Finding out you’re pregnant doesn’t always make a woman jump for joy: for some women it’s a terrifying, unexpected and even unwanted discovery. Saltines and Cat Poo is about one such woman. She’s married to a man who has never been interested in procreation and she believes this one little accident could even end their marriage. Throughout her pregnancy she’s plagued with doubt and fear both for the life of the child she’s not sure she wants and for the relationship that has to withstand something it perhaps wasn’t built for.

This story was inspired by my own experiences and those of friends who had fears about what a new life would do to change their existing one. For a generation of women brought up to believe in nurturing their own lives first, this taboo subject is often only whispered about. There is something fundamentally wrong with that, in my opinion. Through this story, I’ve sought to unearth some of the feelings and experiences many women go through during their pregnancies, so that perhaps they won’t feel so alone, and may realise that these feelings are normal and don’t make them terrible mothers. In fact, I believe they make you a better mother: a bad mother wouldn’t worry so much.

Saltines and Cat Poo is complete at 3500 words.

Amaranth

In ancient Greece the peerless beauty, Amaranth, walks into the Alcyonian Lake and drowns, becoming the first immortal eidolon, cursed to forever wander amongst the living, unseen and unheard. Thousands of years later in the modern-day city of Lennox, nineteen-year-old Eva Hamilton throws herself off a cliff and awakens unharmed on the rocks below. With no memory of why she jumped and unaware she is bound by an ancient curse, she must find a way to either accept or escape her fate.

Back in 2009 I awoke one morning from a dream that I had started writing a novel about a girl called Eva. The name of the book in the dream is way too embarrassing to share with you, but it did plant the seed of an idea in my mind.

When I was a child, I used to write little books, complete with (terrible) illustrations, staple them together and give them away as gifts. Even back then I would brag about how I was going to be an author when I grew up.

The problem was that I never had any truly good ideas. Even when I decided to study professional writing in my 20s, I had a horrible time coming up with ideas to complete the assignments. I’m fairly sure most of what I wrote was complete rubbish. Don’t get me wrong, the writing itself was quite sound, at least if my grades were anything to go by, but it was the fact that it was based on almost nothing that brought it down.

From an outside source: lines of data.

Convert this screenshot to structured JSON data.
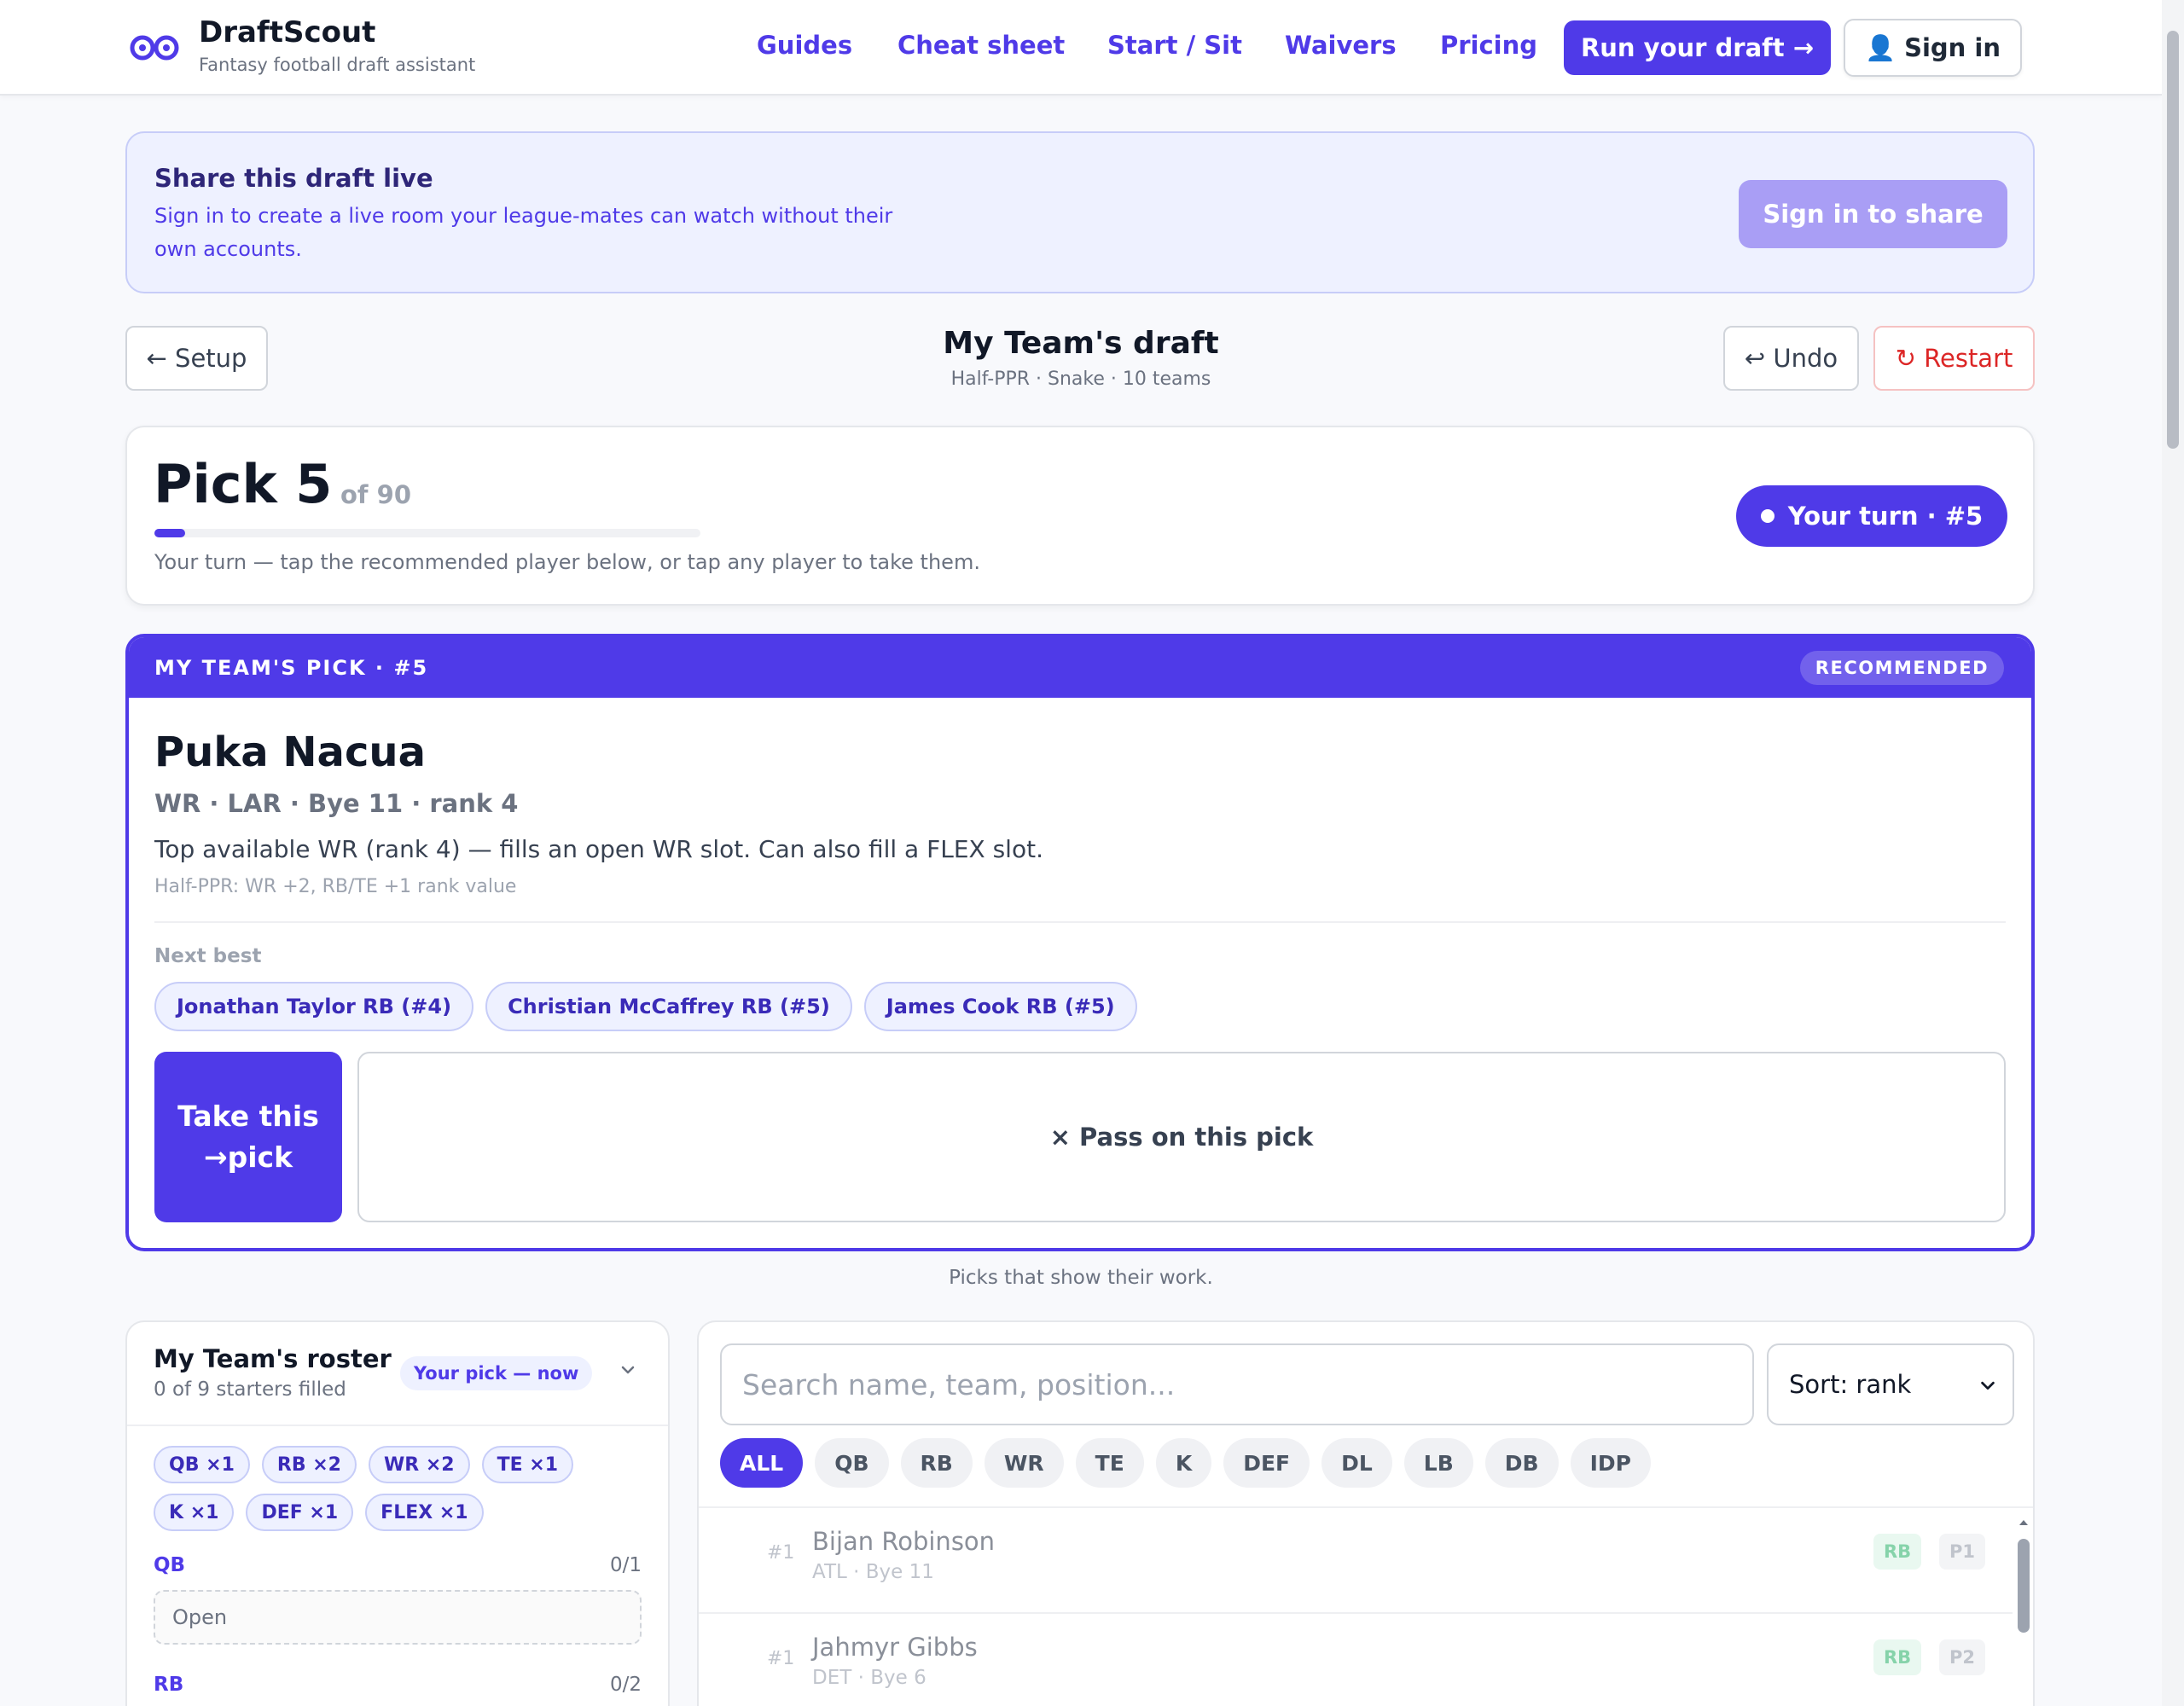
{
  "brand": {
    "name": "DraftScout",
    "tagline": "Fantasy football draft assistant"
  },
  "nav": {
    "links": [
      "Guides",
      "Cheat sheet",
      "Start / Sit",
      "Waivers",
      "Pricing"
    ],
    "cta": "Run your draft →",
    "signin": "Sign in",
    "signin_icon": "user-icon"
  },
  "share": {
    "title": "Share this draft live",
    "description": "Sign in to create a live room your league-mates can watch without their own accounts.",
    "button": "Sign in to share"
  },
  "draft": {
    "setup_button": "← Setup",
    "title": "My Team's draft",
    "subtitle": "Half-PPR · Snake · 10 teams",
    "undo_button": "↩ Undo",
    "restart_button": "↻ Restart"
  },
  "pick": {
    "label": "Pick 5",
    "of": "of 90",
    "progress_fraction": 0.0556,
    "hint": "Your turn — tap the recommended player below, or tap any player to take them.",
    "turn_pill": "Your turn · #5"
  },
  "recommendation": {
    "header": "MY TEAM'S PICK · #5",
    "badge": "RECOMMENDED",
    "player_name": "Puka Nacua",
    "meta": "WR · LAR · Bye 11 · rank 4",
    "reason": "Top available WR (rank 4) — fills an open WR slot. Can also fill a FLEX slot.",
    "note": "Half-PPR: WR +2, RB/TE +1 rank value",
    "next_best_label": "Next best",
    "next_best": [
      "Jonathan Taylor RB (#4)",
      "Christian McCaffrey RB (#5)",
      "James Cook RB (#5)"
    ],
    "take_button": "Take this →pick",
    "pass_button": "× Pass on this pick"
  },
  "tagline": "Picks that show their work.",
  "roster": {
    "title": "My Team's roster",
    "subtitle": "0 of 9 starters filled",
    "pill": "Your pick — now",
    "slot_chips": [
      "QB ×1",
      "RB ×2",
      "WR ×2",
      "TE ×1",
      "K ×1",
      "DEF ×1",
      "FLEX ×1"
    ],
    "positions": [
      {
        "label": "QB",
        "count": "0/1",
        "slot": "Open"
      },
      {
        "label": "RB",
        "count": "0/2"
      }
    ]
  },
  "board": {
    "search_placeholder": "Search name, team, position...",
    "sort": "Sort: rank",
    "filters": [
      "ALL",
      "QB",
      "RB",
      "WR",
      "TE",
      "K",
      "DEF",
      "DL",
      "LB",
      "DB",
      "IDP"
    ],
    "active_filter": "ALL",
    "players": [
      {
        "rank": "#1",
        "name": "Bijan Robinson",
        "team": "ATL · Bye 11",
        "pos": "RB",
        "tier": "P1"
      },
      {
        "rank": "#1",
        "name": "Jahmyr Gibbs",
        "team": "DET · Bye 6",
        "pos": "RB",
        "tier": "P2"
      }
    ]
  },
  "colors": {
    "accent": "#4f3ae8",
    "accent_light": "#eef1ff",
    "danger": "#dc2626",
    "rb_badge": "#86d3aa"
  }
}
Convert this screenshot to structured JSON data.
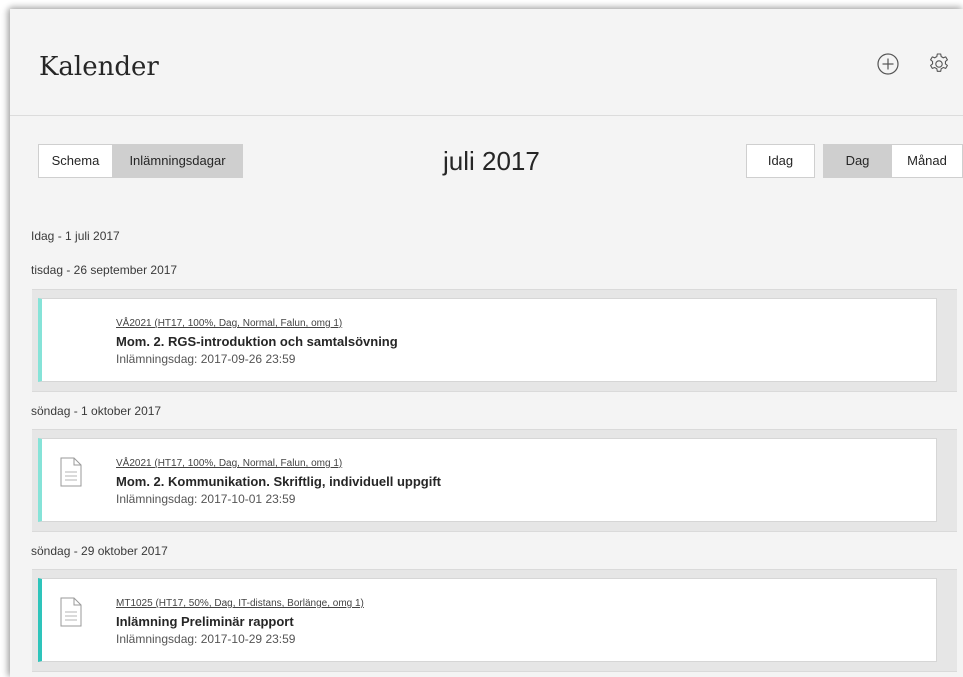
{
  "header": {
    "title": "Kalender",
    "icons": {
      "add": "add-circle-icon",
      "settings": "gear-icon"
    }
  },
  "toolbar": {
    "view_tabs": [
      {
        "label": "Schema",
        "active": false
      },
      {
        "label": "Inlämningsdagar",
        "active": true
      }
    ],
    "month_label": "juli 2017",
    "today_label": "Idag",
    "range_tabs": [
      {
        "label": "Dag",
        "active": true
      },
      {
        "label": "Månad",
        "active": false
      }
    ]
  },
  "today_heading": "Idag - 1 juli 2017",
  "days": [
    {
      "date_label": "tisdag - 26 september 2017",
      "item": {
        "course": "VÅ2021 (HT17, 100%, Dag, Normal, Falun, omg 1)",
        "title": "Mom. 2. RGS-introduktion och samtalsövning",
        "due": "Inlämningsdag: 2017-09-26 23:59",
        "has_icon": false,
        "accent": "#86e3d8"
      }
    },
    {
      "date_label": "söndag - 1 oktober 2017",
      "item": {
        "course": "VÅ2021 (HT17, 100%, Dag, Normal, Falun, omg 1)",
        "title": "Mom. 2. Kommunikation. Skriftlig, individuell uppgift",
        "due": "Inlämningsdag: 2017-10-01 23:59",
        "has_icon": true,
        "icon": "document-icon",
        "accent": "#86e3d8"
      }
    },
    {
      "date_label": "söndag - 29 oktober 2017",
      "item": {
        "course": "MT1025 (HT17, 50%, Dag, IT-distans, Borlänge, omg 1)",
        "title": "Inlämning Preliminär rapport",
        "due": "Inlämningsdag: 2017-10-29 23:59",
        "has_icon": true,
        "icon": "document-icon",
        "accent": "#2ec4bb"
      }
    }
  ]
}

So anyway, after I had the Eva dream I started to think about writing again for the first time in years. Walking home from work one day I looked around at the other people going about their business and thought to myself, “I really don’t pay attention to any of these people. They could be the walking dead, and I would never know.” And the idea for Amaranth was born.

Once I made a start, the ideas, for once, came thick and fast. I just sat down one evening and started to write, and the more I wrote, the more the story formed in my mind. I badgered my partner constantly about whether he thought this or that idea was good and, though he would claim otherwise, he helped me shape the idea into something I could apply a story to.

Not long afterwards, I fell pregnant with my daughter and the whole project was more or less shelved. I did write bits and pieces while I was traveling for work in Japan and the US, but there was something about the plot-line I had in mind that just didn’t sit right. I decided to leave it alone for a while and concentrate 100% on motherhood.

Throughout my daughter’s first year, Amaranth would pop up and swim about in my head now and then, the idea would morph and change, and then slink back into my subconscious. It wasn’t until she started in kindergarten and I had a few moments to myself that I felt ready to think about it seriously again. I cringed as I took out what I had written nearly two years before, ready to throw out the lot and start again.